Para Berman, delante del modernismo faustiano de las “autopistas” y el pelotazo del ladrillo, había el modernismo del “grito en la calle”, de construir nuevas formas de modernidad no basadas en la nostalgia, donde las contradicciones modernas de la ciudad no se resuelven volviendo atrás, no se resuelven completamente, todo se desvanece en el aire.
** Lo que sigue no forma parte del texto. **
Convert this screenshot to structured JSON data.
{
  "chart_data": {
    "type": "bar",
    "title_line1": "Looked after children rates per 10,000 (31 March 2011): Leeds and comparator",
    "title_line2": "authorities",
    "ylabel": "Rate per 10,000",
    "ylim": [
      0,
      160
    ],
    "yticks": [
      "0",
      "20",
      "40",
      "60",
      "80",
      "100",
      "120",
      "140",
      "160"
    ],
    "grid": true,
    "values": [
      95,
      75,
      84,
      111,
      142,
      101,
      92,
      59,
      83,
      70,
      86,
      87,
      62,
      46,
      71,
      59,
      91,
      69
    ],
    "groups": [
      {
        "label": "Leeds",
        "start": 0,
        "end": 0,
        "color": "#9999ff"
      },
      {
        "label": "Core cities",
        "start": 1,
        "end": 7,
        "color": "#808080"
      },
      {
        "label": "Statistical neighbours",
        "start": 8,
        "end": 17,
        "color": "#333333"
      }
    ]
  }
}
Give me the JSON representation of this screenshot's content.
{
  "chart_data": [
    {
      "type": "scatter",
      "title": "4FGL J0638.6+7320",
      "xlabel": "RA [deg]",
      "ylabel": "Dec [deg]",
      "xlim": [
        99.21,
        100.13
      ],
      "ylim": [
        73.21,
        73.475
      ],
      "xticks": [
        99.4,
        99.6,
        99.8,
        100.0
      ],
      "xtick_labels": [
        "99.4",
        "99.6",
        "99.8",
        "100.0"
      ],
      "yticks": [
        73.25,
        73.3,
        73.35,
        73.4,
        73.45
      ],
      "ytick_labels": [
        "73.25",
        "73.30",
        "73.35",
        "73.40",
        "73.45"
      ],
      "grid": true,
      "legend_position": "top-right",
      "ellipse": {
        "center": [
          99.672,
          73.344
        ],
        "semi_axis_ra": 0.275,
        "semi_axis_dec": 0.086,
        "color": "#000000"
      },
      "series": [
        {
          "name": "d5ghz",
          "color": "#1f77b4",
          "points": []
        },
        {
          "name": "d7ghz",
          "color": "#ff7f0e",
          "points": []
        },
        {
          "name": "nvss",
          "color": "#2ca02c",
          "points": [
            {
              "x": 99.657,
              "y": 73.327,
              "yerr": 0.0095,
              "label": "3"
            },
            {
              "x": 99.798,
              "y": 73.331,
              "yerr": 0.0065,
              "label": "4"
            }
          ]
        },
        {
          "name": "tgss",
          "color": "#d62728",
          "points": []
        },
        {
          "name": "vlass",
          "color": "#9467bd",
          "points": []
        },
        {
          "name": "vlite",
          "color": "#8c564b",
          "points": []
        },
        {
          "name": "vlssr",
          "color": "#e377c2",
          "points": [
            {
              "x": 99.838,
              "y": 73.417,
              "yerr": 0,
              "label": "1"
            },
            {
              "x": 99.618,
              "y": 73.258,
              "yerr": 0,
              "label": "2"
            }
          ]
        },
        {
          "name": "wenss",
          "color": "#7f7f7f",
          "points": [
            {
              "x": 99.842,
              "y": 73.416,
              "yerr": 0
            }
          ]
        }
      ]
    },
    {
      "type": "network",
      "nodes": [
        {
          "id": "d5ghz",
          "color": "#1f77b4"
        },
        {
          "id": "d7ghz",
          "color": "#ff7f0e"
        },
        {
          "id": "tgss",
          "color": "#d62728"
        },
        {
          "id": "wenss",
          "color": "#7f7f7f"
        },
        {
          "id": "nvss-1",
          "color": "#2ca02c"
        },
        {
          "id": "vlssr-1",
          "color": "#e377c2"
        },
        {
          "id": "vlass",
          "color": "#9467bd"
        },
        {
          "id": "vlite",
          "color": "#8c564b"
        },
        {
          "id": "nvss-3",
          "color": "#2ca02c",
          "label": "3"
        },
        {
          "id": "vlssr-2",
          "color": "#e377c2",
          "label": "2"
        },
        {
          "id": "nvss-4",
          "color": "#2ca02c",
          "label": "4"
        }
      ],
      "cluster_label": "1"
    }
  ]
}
Es por ello que, cuando uno ve las imágenes o está en la calle en Gamonal, Sants o Sant Andreu, o en la obra social de la PAH, puede pensar en la conclusión de Berman:
“El proceso de modernización, aun cuando nos explote y atormente, da vida a nuevas energías y a nuestra imaginación y nos mueve a comprender y enfrentarnos al mundo que la modernización ha construido, y a esforzarnos por hacerlo nuestro. Creo que nosotros y los que vengan después de nosotros, seguiremos luchando para hacer de este mundo nuestro hogar, incluso si los hogares que hemos hecho, la calle moderna, el espíritu moderno, continúan desvaneciéndose en el aire” (p. 367).
En fin, se desvanece pero a la vez “todo lo sagrado es profanado, y los hombres, al fin se ven forzados a considerar serenamente sus condiciones de existencia y sus relaciones recíprocas”.
PD: Marshall Berman dejó de pensar (y respirar) justamente el 11 de septiembre de 2013, hacía tiempo que quería escribirle un pequeño tributo.